Python 3.9 and Pandas 1.3.4
So here’s the df:
1 First Name Last Name fullname
2 Freddie Mercury Freddie Mercury
3 John Lennon John Lennon
4 David Bowie David Bowie
5 John Doe
6 Joseph Joseph
7 Jovi Jovi
My piece of code currently just finds the fullname column is just First Name + Last Name.
I’m currently trying to filter for blank entries in the First Name column, Last Name column, and any "John Does" in the fullname column.
Current code:
import pandas as pd
df = pd.read_csv('file.csv', dtype=str, header=0)
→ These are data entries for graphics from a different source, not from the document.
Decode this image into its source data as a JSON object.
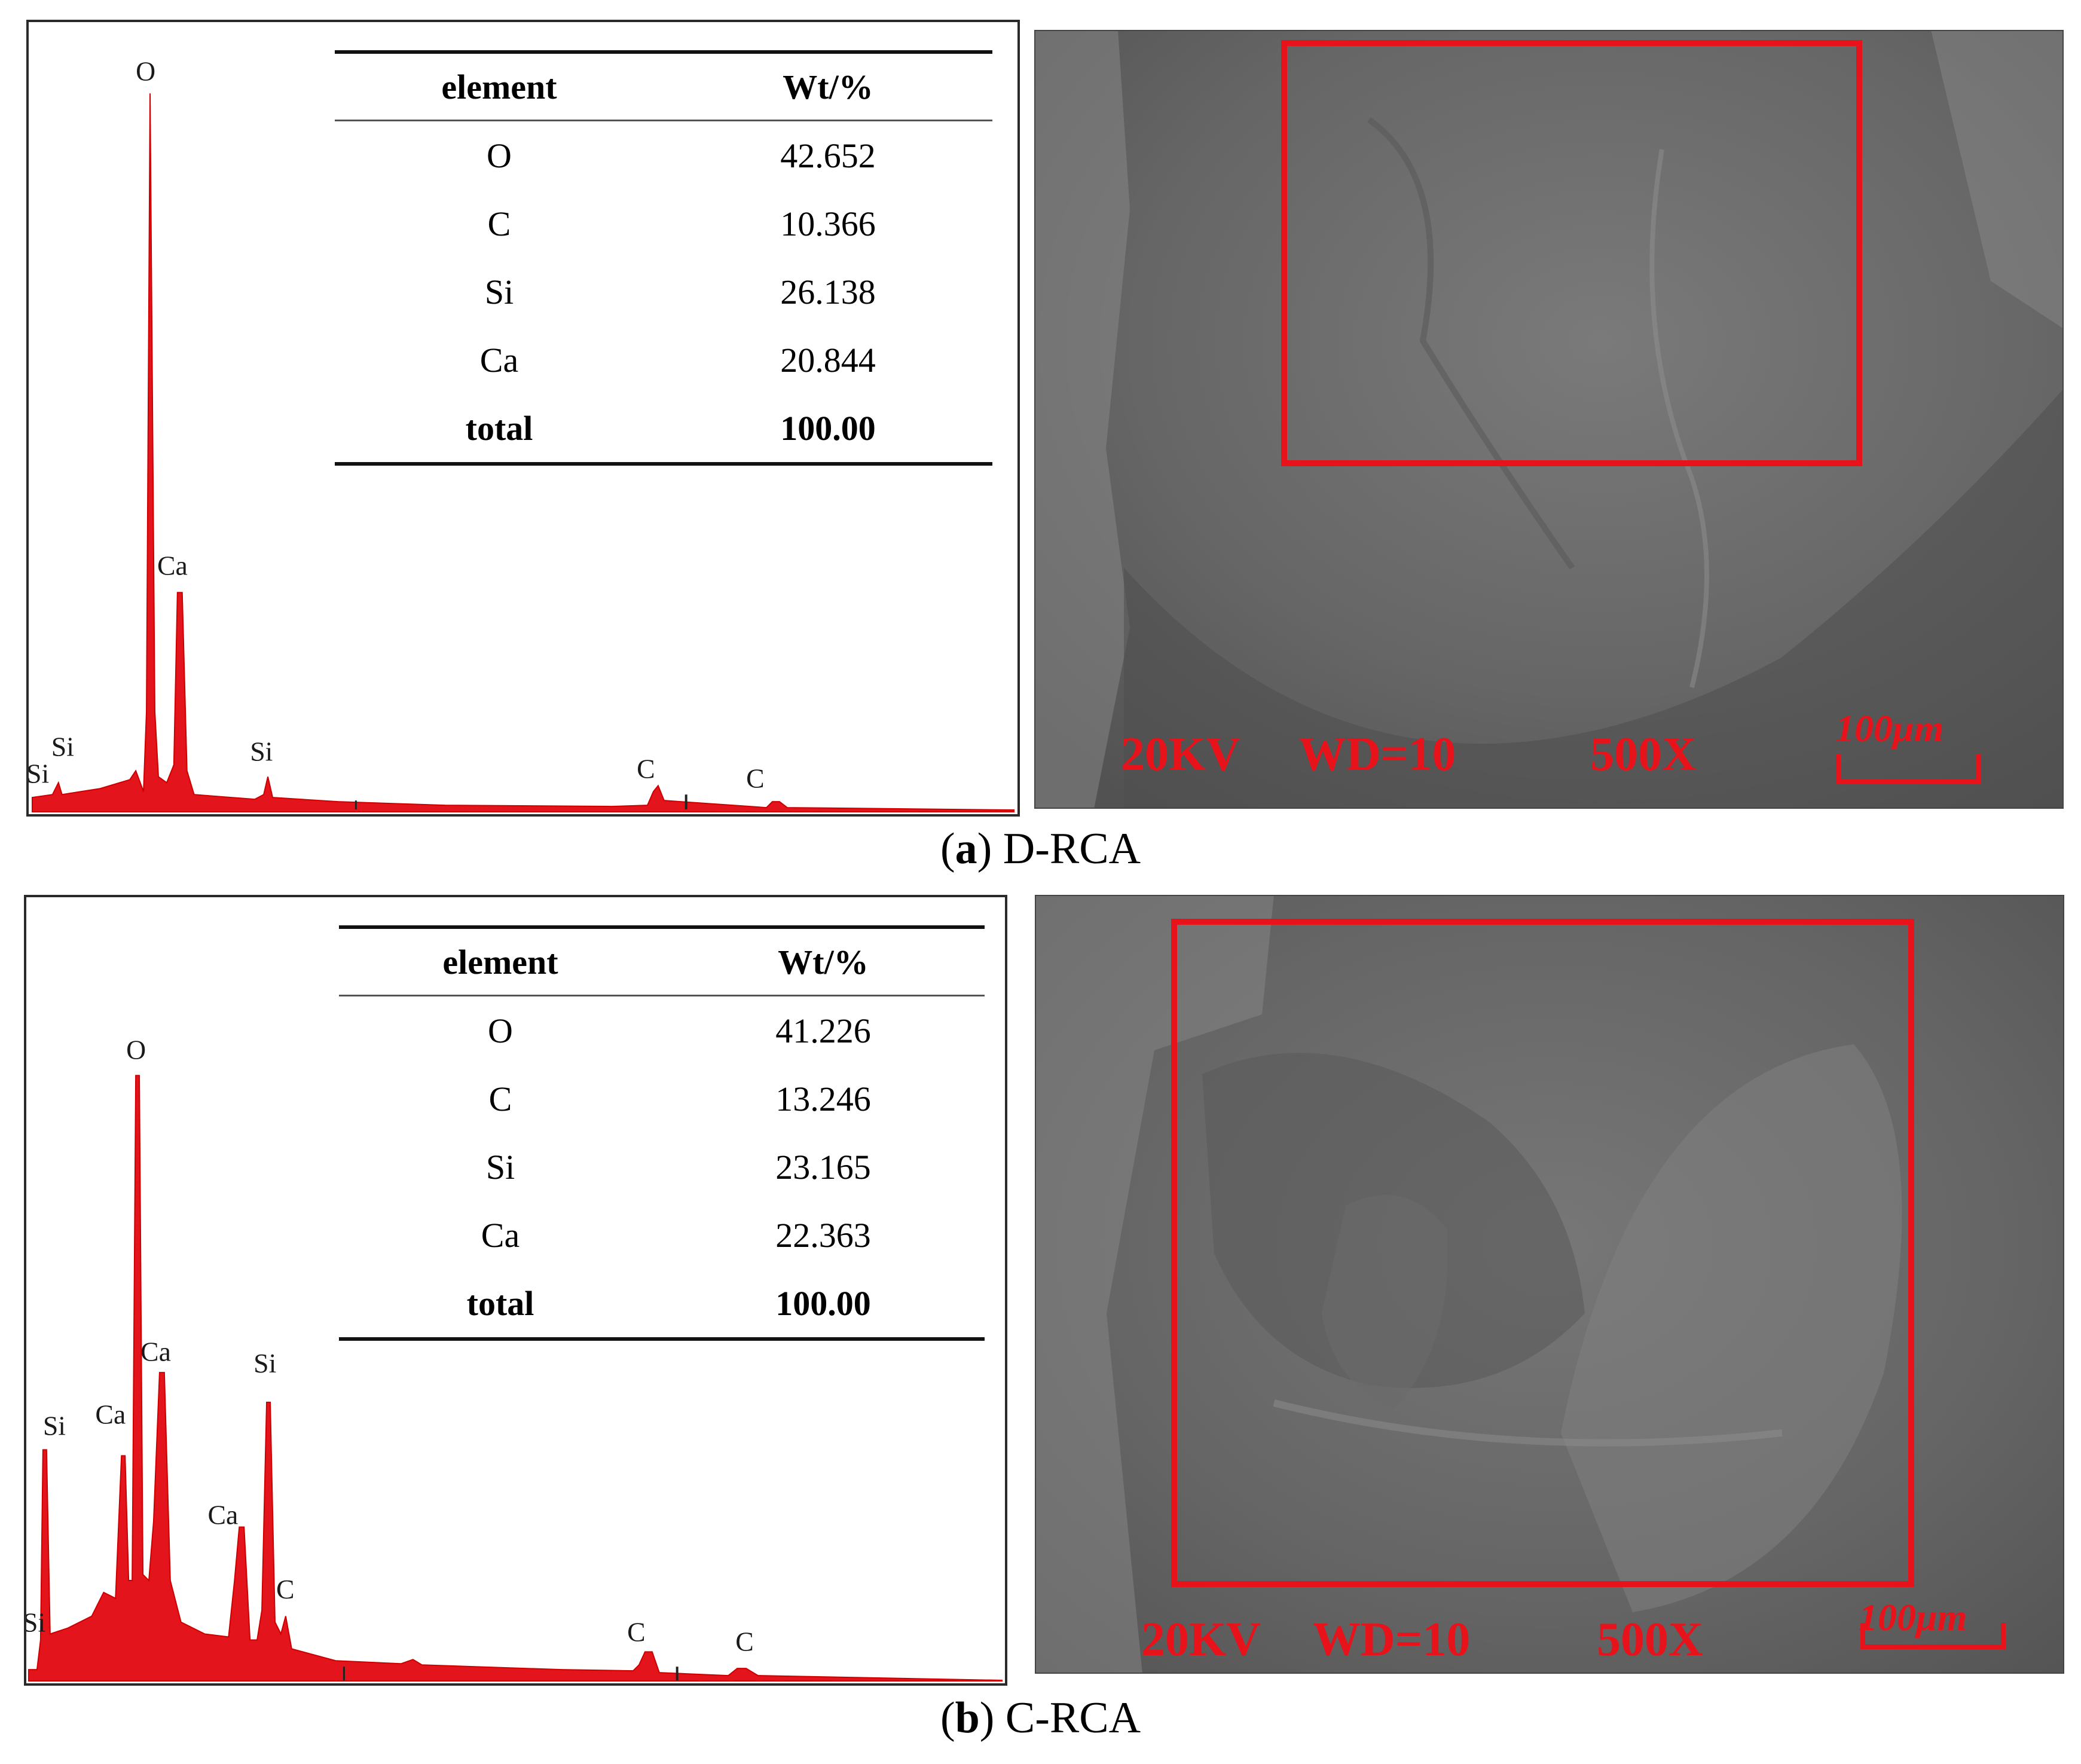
{
  "panels": [
    {
      "id": "a",
      "caption_letter": "a",
      "caption_text": "D-RCA",
      "table": {
        "header": [
          "element",
          "Wt/%"
        ],
        "rows": [
          [
            "O",
            "42.652"
          ],
          [
            "C",
            "10.366"
          ],
          [
            "Si",
            "26.138"
          ],
          [
            "Ca",
            "20.844"
          ]
        ],
        "total": [
          "total",
          "100.00"
        ]
      },
      "peak_labels": [
        "O",
        "Ca",
        "Si",
        "Si",
        "Si",
        "C",
        "C"
      ],
      "sem": {
        "voltage": "20KV",
        "wd": "WD=10",
        "mag": "500X",
        "scale": "100μm"
      }
    },
    {
      "id": "b",
      "caption_letter": "b",
      "caption_text": "C-RCA",
      "table": {
        "header": [
          "element",
          "Wt/%"
        ],
        "rows": [
          [
            "O",
            "41.226"
          ],
          [
            "C",
            "13.246"
          ],
          [
            "Si",
            "23.165"
          ],
          [
            "Ca",
            "22.363"
          ]
        ],
        "total": [
          "total",
          "100.00"
        ]
      },
      "peak_labels": [
        "O",
        "Ca",
        "Si",
        "Ca",
        "Ca",
        "Si",
        "Si",
        "C",
        "C",
        "C"
      ],
      "sem": {
        "voltage": "20KV",
        "wd": "WD=10",
        "mag": "500X",
        "scale": "100μm"
      }
    }
  ],
  "colors": {
    "spectrum_fill": "#e3141b",
    "sem_overlay": "#e8121a",
    "sem_gray": "#6e6e6e"
  }
}
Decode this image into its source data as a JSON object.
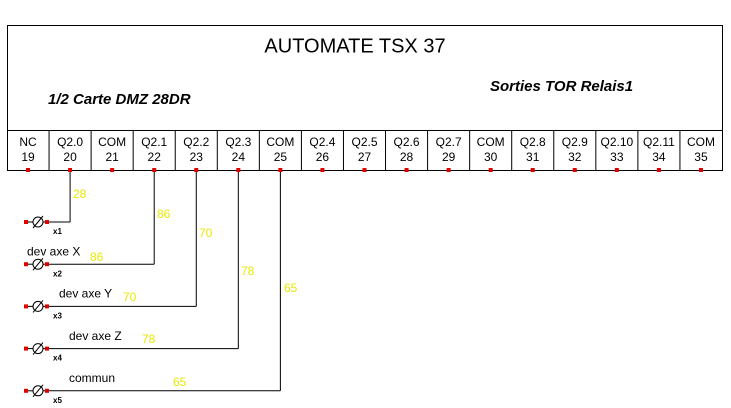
{
  "header": {
    "title": "AUTOMATE TSX 37",
    "card": "1/2 Carte DMZ 28DR",
    "outputs": "Sorties TOR Relais1"
  },
  "terminals": [
    {
      "label": "NC",
      "number": "19"
    },
    {
      "label": "Q2.0",
      "number": "20"
    },
    {
      "label": "COM",
      "number": "21"
    },
    {
      "label": "Q2.1",
      "number": "22"
    },
    {
      "label": "Q2.2",
      "number": "23"
    },
    {
      "label": "Q2.3",
      "number": "24"
    },
    {
      "label": "COM",
      "number": "25"
    },
    {
      "label": "Q2.4",
      "number": "26"
    },
    {
      "label": "Q2.5",
      "number": "27"
    },
    {
      "label": "Q2.6",
      "number": "28"
    },
    {
      "label": "Q2.7",
      "number": "29"
    },
    {
      "label": "COM",
      "number": "30"
    },
    {
      "label": "Q2.8",
      "number": "31"
    },
    {
      "label": "Q2.9",
      "number": "32"
    },
    {
      "label": "Q2.10",
      "number": "33"
    },
    {
      "label": "Q2.11",
      "number": "34"
    },
    {
      "label": "COM",
      "number": "35"
    }
  ],
  "connectors": [
    {
      "tag": "x1",
      "wire": "28"
    },
    {
      "tag": "x2",
      "device": "dev axe X",
      "wire": "86"
    },
    {
      "tag": "x3",
      "device": "dev axe Y",
      "wire": "70"
    },
    {
      "tag": "x4",
      "device": "dev axe Z",
      "wire": "78"
    },
    {
      "tag": "x5",
      "device": "commun",
      "wire": "65"
    }
  ]
}
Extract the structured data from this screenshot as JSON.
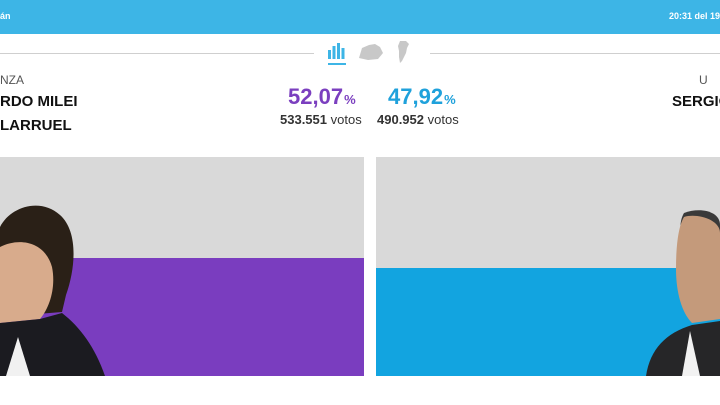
{
  "header": {
    "left_text": "án",
    "time_text": "20:31 del 19"
  },
  "view_icons": [
    "bar-chart-icon",
    "province-map-icon",
    "country-map-icon"
  ],
  "left": {
    "party": "NZA",
    "candidate_line1": "RDO MILEI",
    "candidate_line2": "LARRUEL",
    "percent": "52,07",
    "percent_sign": "%",
    "votes_number": "533.551",
    "votes_word": "votos",
    "share": 52.07,
    "color": "#7a3dbf"
  },
  "right": {
    "party": "U",
    "candidate_line1": "SERGIO",
    "percent": "47,92",
    "percent_sign": "%",
    "votes_number": "490.952",
    "votes_word": "votos",
    "share": 47.92,
    "color": "#12a4e0"
  },
  "colors": {
    "header": "#3db5e6",
    "panel_bg": "#d9d9d9"
  }
}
df2 = pd.DataFrame(df, columns=['First Name', 'Last Name', 'fullname'])
df['fullname'] = (df[['First Name', 'Last Name']].fillna('').agg(' '.join, axis=1).str.strip().replace('', 'John Doe'))
df_sort = df2.loc[df2['First Name'] == " "] | df2.loc[df2['Last Name'] == " "] | df2.loc[df2['fullname'] == "John Doe"]
df.to_csv('file.csv', index=False)
df_sort.to_csv('missing names.csv', index=False)
Currently I am having the missing names write to a new file and outputs only this:
First Name Last Name fullname
Everything is empty under.
I would like for the output to be:
First Name Last Name fullname
John Doe
Joseph
Jovi
>Solution :
Replace possible missing values to empty string, compare and test if at least one value match in DataFrame.any:
df_sort = df2[df2[['First Name', 'Last Name']].fillna('').eq('').any(axis=1)]
Or if there are missing values use:
df_sort = df2[df2[['First Name', 'Last Name']].isna().any(axis=1)]